Mexico’s largest midterm elections are set for June 6, and an estimated 94 million voters are called to elect 500 federal deputies, 15 governors from a total of 32 states, 30 state congresses and 1,900 city councils.
Left-wing President Andrés Manuel López Obrador will aim at keeping his legislative majority against an alliance of the three major opposition parties, now united to defeat what the perceived as a common enemy.
In the Desde la Fe editorial, published Sunday, the archdiocesan newspaper doesn’t actually mention the upcoming elections when speaking of 2021 as an “opportunity for reconciliation.”
Instead, the archdiocese argues that the only way to break the country’s political deadlock is by fostering reconciliation as personal, one-on-one level.
The bishops and the president have had several disagreements over what Lopez Obrador has claimed is a chasm between the local hierarchy and Pope Francis.
“I don’t hear people talk here like the pope does,” he said. “Do you hear in the hierarchy that neoliberalism is talked about and neoliberalism is questioned here as the pope questions it?”

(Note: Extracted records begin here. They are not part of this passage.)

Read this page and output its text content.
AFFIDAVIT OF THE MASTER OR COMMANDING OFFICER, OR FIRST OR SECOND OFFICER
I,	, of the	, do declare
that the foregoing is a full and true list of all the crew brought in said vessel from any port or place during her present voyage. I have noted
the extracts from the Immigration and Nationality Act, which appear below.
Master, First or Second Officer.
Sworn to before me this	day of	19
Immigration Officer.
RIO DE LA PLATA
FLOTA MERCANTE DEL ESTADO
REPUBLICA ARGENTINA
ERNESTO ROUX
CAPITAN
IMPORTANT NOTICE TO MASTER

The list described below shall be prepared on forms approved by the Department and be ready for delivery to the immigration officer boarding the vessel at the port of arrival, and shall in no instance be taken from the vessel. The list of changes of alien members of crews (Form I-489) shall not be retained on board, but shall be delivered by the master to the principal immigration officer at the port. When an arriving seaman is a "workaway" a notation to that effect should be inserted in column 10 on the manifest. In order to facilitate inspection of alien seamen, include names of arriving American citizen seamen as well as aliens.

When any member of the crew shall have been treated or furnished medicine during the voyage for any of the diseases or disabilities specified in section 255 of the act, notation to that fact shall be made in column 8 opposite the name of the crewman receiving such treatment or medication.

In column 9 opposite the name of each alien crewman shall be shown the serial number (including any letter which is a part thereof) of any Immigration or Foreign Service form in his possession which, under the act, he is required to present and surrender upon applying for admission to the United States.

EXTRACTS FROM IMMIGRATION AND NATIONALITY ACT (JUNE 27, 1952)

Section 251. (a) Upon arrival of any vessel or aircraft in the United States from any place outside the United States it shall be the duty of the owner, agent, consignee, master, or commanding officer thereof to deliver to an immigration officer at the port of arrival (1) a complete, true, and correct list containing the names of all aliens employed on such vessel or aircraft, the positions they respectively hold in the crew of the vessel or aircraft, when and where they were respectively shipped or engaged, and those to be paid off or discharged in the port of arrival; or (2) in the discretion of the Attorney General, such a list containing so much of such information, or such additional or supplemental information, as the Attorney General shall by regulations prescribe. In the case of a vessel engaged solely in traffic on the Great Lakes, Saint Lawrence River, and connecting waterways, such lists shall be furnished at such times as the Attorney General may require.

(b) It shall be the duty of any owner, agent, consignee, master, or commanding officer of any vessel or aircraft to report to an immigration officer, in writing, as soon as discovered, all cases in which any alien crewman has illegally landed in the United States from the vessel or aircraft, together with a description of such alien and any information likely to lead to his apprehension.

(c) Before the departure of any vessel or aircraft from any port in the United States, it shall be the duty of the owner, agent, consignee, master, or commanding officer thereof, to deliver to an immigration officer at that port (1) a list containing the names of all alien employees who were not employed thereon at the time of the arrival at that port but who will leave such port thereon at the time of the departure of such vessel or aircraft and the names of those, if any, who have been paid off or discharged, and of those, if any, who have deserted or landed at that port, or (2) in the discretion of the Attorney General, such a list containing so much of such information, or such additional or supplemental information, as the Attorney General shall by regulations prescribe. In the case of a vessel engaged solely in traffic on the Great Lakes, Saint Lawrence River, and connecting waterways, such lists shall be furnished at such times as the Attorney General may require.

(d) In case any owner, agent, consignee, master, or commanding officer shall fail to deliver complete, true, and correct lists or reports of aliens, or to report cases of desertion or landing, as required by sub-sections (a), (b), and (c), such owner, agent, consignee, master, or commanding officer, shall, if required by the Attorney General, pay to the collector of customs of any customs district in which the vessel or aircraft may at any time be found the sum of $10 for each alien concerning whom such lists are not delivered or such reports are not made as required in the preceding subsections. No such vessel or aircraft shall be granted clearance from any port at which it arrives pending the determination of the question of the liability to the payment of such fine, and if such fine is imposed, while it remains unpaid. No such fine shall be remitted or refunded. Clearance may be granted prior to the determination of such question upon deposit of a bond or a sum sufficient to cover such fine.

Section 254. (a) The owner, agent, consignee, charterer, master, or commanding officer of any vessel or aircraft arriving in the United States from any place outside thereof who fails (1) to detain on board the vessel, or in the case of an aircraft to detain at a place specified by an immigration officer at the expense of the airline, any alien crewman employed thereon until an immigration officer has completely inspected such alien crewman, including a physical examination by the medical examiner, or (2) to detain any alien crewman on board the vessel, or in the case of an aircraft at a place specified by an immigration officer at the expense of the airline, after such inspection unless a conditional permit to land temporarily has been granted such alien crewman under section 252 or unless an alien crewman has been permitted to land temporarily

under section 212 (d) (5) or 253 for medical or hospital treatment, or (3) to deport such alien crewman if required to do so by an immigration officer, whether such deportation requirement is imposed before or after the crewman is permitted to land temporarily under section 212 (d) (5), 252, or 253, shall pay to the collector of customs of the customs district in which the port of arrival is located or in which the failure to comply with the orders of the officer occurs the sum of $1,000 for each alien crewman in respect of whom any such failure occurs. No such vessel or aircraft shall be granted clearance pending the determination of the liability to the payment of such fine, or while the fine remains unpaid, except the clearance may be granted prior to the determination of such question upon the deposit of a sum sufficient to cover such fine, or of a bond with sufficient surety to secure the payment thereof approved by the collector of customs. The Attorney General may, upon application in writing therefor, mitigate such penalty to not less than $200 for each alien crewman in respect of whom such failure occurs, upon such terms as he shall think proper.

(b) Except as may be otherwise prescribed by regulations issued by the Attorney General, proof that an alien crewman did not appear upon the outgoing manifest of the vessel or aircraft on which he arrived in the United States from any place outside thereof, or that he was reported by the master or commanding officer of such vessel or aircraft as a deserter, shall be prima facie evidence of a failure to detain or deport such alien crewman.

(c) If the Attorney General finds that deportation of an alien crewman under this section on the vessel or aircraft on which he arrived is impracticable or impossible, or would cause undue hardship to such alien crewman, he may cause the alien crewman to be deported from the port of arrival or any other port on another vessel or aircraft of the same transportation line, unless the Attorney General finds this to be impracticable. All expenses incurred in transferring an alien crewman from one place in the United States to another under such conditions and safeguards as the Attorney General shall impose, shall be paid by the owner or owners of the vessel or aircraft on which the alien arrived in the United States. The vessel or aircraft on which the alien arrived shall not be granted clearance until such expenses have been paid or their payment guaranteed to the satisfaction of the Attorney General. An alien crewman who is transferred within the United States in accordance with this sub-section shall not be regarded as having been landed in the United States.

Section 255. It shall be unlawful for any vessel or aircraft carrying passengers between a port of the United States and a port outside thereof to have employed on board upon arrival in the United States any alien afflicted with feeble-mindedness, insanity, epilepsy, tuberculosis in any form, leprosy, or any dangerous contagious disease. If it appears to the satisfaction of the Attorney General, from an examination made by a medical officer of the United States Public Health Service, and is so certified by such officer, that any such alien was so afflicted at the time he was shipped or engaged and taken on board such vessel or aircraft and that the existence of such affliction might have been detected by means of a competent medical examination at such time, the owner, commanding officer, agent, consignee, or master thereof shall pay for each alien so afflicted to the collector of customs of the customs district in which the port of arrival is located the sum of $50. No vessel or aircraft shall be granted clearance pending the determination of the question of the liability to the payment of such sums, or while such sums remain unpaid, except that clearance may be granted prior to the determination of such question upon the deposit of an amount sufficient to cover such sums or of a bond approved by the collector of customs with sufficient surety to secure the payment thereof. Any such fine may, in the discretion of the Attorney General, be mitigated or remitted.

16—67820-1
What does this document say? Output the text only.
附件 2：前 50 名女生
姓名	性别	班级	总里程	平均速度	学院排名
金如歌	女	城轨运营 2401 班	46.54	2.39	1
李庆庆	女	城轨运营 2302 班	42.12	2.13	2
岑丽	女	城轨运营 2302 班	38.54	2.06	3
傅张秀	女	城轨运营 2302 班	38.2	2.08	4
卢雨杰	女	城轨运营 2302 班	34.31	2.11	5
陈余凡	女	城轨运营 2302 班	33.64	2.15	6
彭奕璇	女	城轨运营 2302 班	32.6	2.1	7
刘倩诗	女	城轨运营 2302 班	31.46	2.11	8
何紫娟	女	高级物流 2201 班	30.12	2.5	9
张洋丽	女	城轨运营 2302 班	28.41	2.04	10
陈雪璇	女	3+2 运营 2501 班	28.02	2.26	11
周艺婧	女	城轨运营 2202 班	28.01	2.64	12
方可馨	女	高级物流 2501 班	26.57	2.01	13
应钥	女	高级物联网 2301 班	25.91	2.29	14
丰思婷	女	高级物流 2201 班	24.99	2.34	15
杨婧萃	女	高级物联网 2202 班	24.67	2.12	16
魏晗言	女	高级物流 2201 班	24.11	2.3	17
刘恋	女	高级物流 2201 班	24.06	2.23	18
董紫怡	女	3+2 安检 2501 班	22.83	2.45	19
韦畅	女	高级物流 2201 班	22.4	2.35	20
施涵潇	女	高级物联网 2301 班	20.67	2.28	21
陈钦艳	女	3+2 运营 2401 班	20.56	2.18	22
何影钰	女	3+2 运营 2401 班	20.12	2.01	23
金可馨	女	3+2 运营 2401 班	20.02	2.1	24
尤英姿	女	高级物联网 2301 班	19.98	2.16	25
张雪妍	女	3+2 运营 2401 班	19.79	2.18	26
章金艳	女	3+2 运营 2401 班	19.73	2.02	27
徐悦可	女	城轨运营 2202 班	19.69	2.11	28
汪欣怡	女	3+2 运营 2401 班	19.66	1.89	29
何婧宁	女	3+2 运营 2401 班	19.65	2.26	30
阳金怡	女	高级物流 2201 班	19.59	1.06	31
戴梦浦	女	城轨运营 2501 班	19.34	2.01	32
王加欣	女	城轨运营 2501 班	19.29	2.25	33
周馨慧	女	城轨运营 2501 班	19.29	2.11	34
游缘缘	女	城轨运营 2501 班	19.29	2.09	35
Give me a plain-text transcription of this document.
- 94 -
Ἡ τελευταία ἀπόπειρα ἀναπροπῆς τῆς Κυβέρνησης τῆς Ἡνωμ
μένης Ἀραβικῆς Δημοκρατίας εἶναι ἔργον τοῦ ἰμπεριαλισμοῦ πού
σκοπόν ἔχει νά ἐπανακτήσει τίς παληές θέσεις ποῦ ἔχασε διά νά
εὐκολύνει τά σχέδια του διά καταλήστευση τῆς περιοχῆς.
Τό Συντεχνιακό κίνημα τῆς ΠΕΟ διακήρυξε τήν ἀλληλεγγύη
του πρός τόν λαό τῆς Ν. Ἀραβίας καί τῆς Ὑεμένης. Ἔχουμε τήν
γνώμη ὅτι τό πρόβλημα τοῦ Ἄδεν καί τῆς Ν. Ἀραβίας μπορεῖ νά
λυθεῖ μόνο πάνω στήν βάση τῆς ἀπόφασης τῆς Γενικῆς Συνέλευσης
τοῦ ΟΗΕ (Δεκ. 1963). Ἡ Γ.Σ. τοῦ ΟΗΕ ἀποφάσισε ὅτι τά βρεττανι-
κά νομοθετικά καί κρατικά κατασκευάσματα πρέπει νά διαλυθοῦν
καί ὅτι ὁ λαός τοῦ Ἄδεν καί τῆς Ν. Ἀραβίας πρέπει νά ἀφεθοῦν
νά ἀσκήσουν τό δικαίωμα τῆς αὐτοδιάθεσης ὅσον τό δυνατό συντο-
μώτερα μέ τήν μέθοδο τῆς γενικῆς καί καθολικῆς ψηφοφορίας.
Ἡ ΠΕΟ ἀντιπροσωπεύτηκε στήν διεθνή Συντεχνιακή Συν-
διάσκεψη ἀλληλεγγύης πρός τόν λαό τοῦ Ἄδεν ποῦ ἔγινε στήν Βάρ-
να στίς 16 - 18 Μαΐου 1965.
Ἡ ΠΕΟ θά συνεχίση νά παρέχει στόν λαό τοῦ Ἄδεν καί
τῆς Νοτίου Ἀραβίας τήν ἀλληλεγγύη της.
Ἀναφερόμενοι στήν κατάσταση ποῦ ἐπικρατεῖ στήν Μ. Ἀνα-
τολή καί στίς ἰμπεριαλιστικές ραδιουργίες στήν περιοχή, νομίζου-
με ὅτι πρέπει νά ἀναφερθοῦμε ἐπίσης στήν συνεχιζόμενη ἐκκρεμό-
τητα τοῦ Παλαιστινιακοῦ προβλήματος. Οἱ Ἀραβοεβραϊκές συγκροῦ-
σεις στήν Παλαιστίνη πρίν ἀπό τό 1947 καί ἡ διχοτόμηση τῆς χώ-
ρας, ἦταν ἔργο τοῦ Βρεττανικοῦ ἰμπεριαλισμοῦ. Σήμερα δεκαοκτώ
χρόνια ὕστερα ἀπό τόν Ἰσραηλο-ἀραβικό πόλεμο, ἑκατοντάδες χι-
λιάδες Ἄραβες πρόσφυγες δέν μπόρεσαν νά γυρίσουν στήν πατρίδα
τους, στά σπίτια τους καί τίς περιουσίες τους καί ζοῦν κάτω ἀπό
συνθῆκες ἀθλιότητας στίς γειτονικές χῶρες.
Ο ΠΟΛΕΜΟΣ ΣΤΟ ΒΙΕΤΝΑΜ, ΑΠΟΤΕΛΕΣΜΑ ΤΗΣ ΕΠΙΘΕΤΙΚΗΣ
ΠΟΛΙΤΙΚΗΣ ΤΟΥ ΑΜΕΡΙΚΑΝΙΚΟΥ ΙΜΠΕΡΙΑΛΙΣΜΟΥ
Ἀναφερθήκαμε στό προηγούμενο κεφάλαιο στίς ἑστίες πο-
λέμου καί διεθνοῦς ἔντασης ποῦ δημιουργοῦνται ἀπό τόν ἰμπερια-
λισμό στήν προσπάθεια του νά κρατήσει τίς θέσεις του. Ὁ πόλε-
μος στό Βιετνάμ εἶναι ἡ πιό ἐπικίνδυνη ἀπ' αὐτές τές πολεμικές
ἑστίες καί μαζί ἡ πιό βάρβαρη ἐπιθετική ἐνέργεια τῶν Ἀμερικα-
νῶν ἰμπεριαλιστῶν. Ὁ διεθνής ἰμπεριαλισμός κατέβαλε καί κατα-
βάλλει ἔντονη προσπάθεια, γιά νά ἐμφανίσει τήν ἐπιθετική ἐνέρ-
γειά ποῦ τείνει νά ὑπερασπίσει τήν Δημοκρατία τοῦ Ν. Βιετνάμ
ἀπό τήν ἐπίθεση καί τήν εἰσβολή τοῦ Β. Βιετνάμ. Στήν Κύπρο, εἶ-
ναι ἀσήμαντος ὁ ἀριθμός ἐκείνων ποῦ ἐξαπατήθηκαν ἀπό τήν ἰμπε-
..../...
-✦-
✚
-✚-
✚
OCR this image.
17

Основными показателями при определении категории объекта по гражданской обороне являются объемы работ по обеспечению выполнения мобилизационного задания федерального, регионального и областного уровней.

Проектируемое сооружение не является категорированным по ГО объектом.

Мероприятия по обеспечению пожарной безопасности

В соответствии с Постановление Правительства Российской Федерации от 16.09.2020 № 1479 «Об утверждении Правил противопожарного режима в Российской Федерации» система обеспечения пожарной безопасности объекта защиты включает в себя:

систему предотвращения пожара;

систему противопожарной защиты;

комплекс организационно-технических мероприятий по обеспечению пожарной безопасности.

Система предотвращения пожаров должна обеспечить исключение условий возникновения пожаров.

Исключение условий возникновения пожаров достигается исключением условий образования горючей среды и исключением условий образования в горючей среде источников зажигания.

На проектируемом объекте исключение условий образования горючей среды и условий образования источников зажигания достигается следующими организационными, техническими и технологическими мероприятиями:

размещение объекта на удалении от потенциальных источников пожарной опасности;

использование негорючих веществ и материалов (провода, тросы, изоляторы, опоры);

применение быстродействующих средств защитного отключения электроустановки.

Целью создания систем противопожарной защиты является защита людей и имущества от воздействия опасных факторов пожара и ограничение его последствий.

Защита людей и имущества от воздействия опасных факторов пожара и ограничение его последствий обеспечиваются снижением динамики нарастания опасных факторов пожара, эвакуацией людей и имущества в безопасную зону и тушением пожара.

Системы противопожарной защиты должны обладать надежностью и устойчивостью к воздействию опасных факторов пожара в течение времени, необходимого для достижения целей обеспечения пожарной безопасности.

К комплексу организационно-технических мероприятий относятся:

Days later, the editorial called for an end to “confrontation” and “polarization” fueled by politicians, avoiding any direct reference to the president.
The path to achieve the “dream” of reconciliation, the editorial argued, “is very narrow and difficult to undertake, and it is none other than forgiveness, that forgiveness so difficult to obtain, and even more so to grant.”
Reconciliation might seem like a dream, yet “there are dreams that come true,” says the editorial, before noting that if 120 million Mexicans loved the country as much as they claim to love it, then reconciliation can become a reality.
Brazil, a bishop under investigation for abuse
Archbishop Alberto Taveira Correa, from the Brazilian city of Belem do Para, is under investigation both by local police and the Vatican, for alleged sexual abuse against four seminarians who were between 15 and 18 when the abuse reportedly happened, between 2010 and 2014.
The prelate is being investigated after a journalistic investigation by the Brazilian news site G1. The website interviewed all four alleged victims.
According to one of the accusers, the abuse took place every three months, during a span of two years. Three out of the four alleged victims ended up leaving the seminary, while the fourth was expelled for disciplinary reasons.
After the report, the Vatican dispatched a delegation to investigate the case. The archdiocese released a statement in which it “reiterates to the people of God, with transparency and serenity, that the investigations are ongoing, with the certainty and confidence that, in the end, truth will prevail.”
In the meantime, the archbishop is still in his position, denying all allegations and calling them the “action of the devil.”